Deux attaques meurtrières dans le septentrion notamment aux encablures de la Pendjari, trois attaques à la bombe ( mardi 8 et jeudi 10 février 2022) avec 9 morts dont un Français et 12 blessés et le 11 avril 2022 avec 5 soldats tués ont suffi amplement à Patrice Talon de juger à juste titre que les Béninois avaient besoin de renfort pour étoffer davantage les troupes, et d’expertise aussi. Et il n’y avait pas plus disponibles et plus aguerries que ses troupes évoluant à la MINUSMA, c’est-à-dire sur les dunes de sable du Mali.

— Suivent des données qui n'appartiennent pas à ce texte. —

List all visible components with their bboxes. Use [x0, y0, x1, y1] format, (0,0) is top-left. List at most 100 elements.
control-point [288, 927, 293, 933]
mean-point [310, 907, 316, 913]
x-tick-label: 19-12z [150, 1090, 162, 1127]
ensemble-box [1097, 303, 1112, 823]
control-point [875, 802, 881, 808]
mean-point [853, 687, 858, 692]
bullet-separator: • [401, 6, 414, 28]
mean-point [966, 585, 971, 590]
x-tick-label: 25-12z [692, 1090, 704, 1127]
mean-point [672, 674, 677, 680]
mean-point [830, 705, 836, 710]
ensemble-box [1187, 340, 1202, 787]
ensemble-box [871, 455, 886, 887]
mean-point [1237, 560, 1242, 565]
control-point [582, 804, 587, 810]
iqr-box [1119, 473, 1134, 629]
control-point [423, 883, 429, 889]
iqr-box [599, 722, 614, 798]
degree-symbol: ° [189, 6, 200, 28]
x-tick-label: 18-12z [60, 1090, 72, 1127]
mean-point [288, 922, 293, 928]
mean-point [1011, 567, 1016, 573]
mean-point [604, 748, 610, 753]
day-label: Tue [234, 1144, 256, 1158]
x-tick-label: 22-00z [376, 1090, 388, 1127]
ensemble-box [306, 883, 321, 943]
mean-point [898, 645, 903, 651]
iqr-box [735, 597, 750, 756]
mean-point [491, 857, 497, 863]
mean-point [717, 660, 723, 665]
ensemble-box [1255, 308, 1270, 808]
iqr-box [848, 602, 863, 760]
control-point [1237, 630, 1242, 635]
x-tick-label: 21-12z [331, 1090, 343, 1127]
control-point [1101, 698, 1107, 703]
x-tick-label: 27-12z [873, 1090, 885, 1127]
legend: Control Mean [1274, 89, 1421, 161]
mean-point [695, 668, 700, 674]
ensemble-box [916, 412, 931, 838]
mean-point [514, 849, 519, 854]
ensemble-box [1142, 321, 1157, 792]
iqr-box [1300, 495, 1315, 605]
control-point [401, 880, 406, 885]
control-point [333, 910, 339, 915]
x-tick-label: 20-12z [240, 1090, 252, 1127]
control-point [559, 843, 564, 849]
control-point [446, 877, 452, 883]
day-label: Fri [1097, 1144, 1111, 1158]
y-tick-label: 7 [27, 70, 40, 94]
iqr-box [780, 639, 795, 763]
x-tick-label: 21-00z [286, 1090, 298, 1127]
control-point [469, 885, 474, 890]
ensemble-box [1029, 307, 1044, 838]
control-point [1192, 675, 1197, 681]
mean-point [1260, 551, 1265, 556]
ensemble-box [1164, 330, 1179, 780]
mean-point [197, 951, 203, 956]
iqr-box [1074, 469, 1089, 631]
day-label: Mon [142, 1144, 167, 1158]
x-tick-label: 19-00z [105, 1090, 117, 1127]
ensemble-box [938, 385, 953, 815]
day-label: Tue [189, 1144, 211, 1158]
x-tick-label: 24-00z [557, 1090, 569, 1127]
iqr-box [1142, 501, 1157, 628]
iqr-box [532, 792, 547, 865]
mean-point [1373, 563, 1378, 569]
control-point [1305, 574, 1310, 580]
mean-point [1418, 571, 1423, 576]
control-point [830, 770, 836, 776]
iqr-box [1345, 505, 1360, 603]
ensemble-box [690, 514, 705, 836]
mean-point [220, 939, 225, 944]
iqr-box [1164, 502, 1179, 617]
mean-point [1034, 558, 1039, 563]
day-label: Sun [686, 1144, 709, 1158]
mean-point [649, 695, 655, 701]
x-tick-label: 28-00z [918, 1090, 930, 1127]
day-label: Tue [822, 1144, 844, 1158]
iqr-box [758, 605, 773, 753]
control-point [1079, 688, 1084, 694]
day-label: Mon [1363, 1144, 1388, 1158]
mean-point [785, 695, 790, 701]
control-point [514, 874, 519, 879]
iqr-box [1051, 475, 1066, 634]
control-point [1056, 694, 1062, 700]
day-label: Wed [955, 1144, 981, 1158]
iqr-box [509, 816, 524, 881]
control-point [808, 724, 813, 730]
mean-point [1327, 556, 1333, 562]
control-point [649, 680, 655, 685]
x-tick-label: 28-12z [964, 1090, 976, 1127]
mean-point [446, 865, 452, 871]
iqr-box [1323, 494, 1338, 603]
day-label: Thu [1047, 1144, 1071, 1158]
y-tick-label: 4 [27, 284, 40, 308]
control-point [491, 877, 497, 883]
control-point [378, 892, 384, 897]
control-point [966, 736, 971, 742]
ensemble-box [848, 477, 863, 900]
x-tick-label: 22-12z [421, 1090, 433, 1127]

Fin avril dernier donc par un épistolaire du ministre des Affaires étrangères du Bénin, atterri sur la Maison en verre de New-York (siège de l’ONU), il est écrit que le pays veut le retrait de 2 unités béninoises de la MINUSMA, une compagnie d’infanterie et une unité de la police. Par cette note verbale de la diplomatie béninoise, c’est 250 fantassins de Senou et 140 policiers basés à Kidal qui sont ainsi rappelés au Bénin, soit 390 éléments pour aider à lutter contre les terroristes qui ont pris pied sur les côtes béninoise et togolaise. Même si ce retour des Béninois de la MINUSMA se fera étape par étape, le 5 novembre 2022 pour l’infanterie, et une année plus tard pour la police, c’est un grand signal pour ne pas dire un affaiblissement des Casques bleus, même si l’Allemagne a annoncé vouloir envoyer 300 militaires.
La dégradation sécuritaire au Nord du Bénin où coup après coup, les terroristes montrent clairement qu’ils ont traversé le Mali, le Burkina, et qu’ils lorgnent les ports béninois et togolais, cette insécurité dans cette partie du Bénin explique ce rappel des 390 personnels de la MINUSMA.
Et c’est encore une mauvaise nouvelle pour le Mali, car après le retour forcé en cours de Barkhane, que tente de remplacer Wagner, les Casques bleus qui vont recevoir le chapitre 7 de l’ONU ; selon la promesse de Antonio Guterres, ces soldats de la paix allaient voir leur mandat se muscler avec cette nouvelle onction onusienne, et ce n’est pas rien. Peut-être que les supplétifs de Wagner font du bon boulot, mais la MINUSMA en s’étiolant de personnels africains, qui doivent être concernés au premier chef par ce terrorisme, n’arrange pas le Mali ni le Sahel. Si parfois justement les éléments de cette MINUSMA sont restés cois, le fusil au pied, c’est parce qu’ils n’ont pas été instruits à combattre comme les FAMa ou Barkhane.
Avec ce chapitre 7 refusé au G5 Sahel qui se meurt, la MINUSMA pourrait être d’un apport précieux dans cette lutte contre le terrorisme. Et il faut même espérer que l’exemple béninois ne fasse boule de neige, car ce serait la totale pour le Mali.